The Protestant Ethic...  is much better known, but it was a good idea to return to this specific chapter.  People noticed the interesting methodological procedures at the start of the chapter where Weber announces that he is constructing a conceptual model of the spirit of capitalism.  Discussion turned on whether this was genuine constructivism, or merely a seduction technique, well-known in academic circles, to introduce an analysis that was already well developed.  In this chapter, Weber illustrates what he means with extensive quotations from the work of Benjamin Franklin, who invented all those mottoes about how time is money, we should not waste a single hour, that lying in bed meant we had lost the chance to earn more money and thus improve our lives, and so on.  This, he says, shows how hard work to earn money became a religious calling, based particularly clearly in Franklin’s case on his Calvinist upbringing.

It is this idea of work as a religious calling, as a duty,  that is the hallmark of modern capitalism.  Weber tells us that proto-capitalist enterprises in various forms were widespread in the past, but they were driven by motives such as greed, the love of gold.  Modern capitalism is religious.  The actual book goes on to demonstrate this by citing comparative examples of different cantons in Switzerland, and different European countries, some protestant some catholic, and suggesting that there is a correlation between dominant religion and capitalist development (heavily criticised since).

This is a familiar argument, and again is often taken to indicate Weber’s insistence on unpredictability and ironic outcomes.  No protestant sect ever intended to develop capitalism.  Indeed, Weber tells us in later chapters, Calvin and Knox specifically preached that any sort of activity in this world was futile—God had already chosen the Elect, our fate was predetermined, and nothing we could do in this world could affect it.  To gloss the argument here, Weber goes on to argue that nevertheless protestants still held some personal hope that virtuous conduct just might be seen as some clue that the actor was among the Chosen.  In any event, chosen or not, protestants could not spend their lives in idleness and indulgence.  They had to work hard, apply a personal ethic to everything they did, save and invest, and not indulge themselves with idle consumerist luxuries.  It just so happens that this is the perfect kind of personality and character set to develop early capitalism, and it is not surprising that puritans played a major part in the emergence of banking systems (the Barclays were Quakers), and early manufacturing (Cadbury, Rowntree). 

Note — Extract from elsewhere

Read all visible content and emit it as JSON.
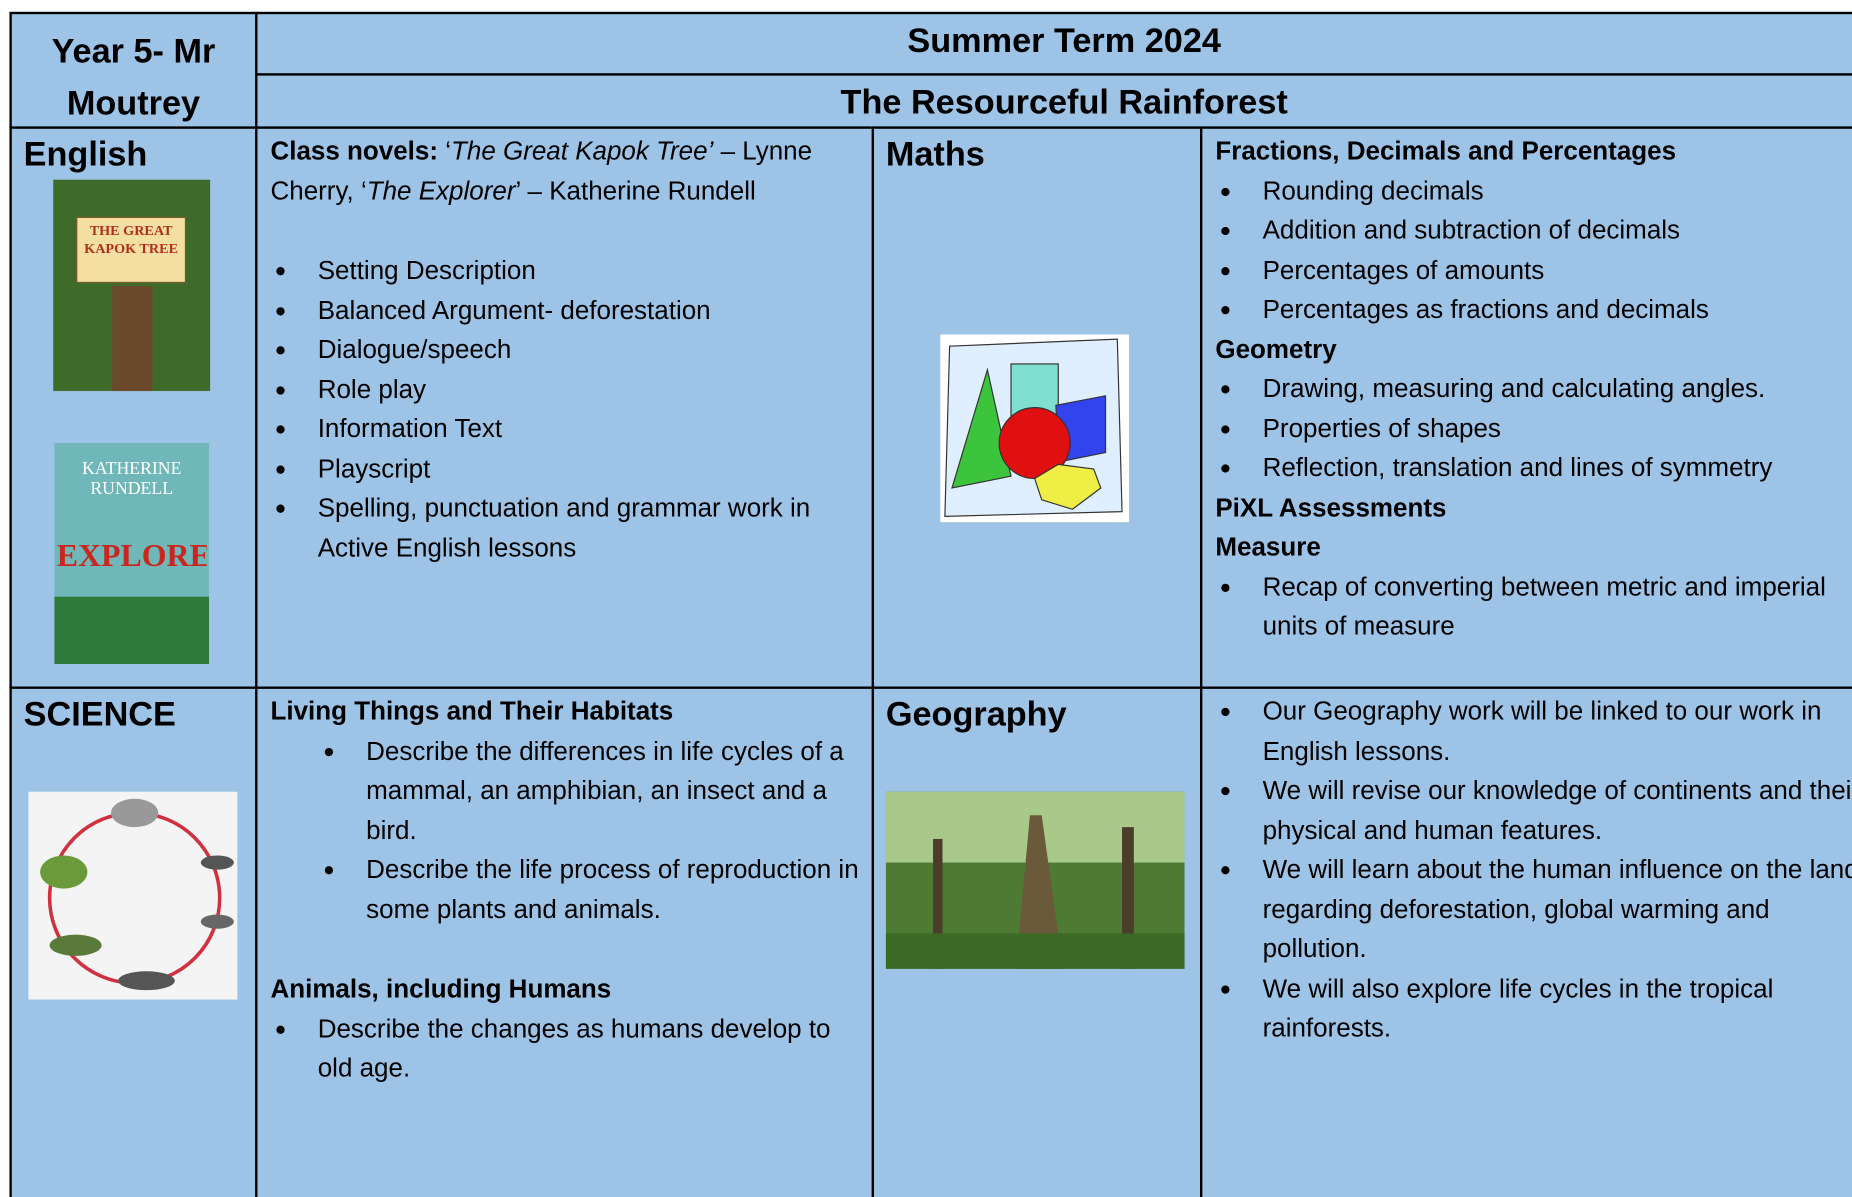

This ‘primitive accumulation’ explanation for the rise of capitalism is particularly ridiculed by Marx in Capital.  Here, Weber is continuing the famed ‘dialogue with the ghost of K Marx’ deliberately reminding us of a crucial role played by the so-called superstructures, especially religion.  The material conditions for the emergence of capitalism existed long ago, he argues, but it needed a particular strong personal commitment to break the force of tradition.  That tradition is still around, and can be seen in the behaviour of ‘traditional’ people (Weber includes women!)  on first encountering capitalism—workers who work just long enough to earn a daily wage, rather than attempting to maximise their wages, for example.

Right at the end of this chapter, Weber throws in a reference to the idea that history can be seen as the steady, inevitable growth of rationalisation.  This is often seen as Weber’s own position, although he attributes it to Sombart.  His own position can be seen as suggesting that there are no general historical trends or social roles again but only contingency and unintended consequences, even when discussing rationalisation.  Weber says that the role played by Protestantism indicates that irrational impulses are also decisive in particular circumstances.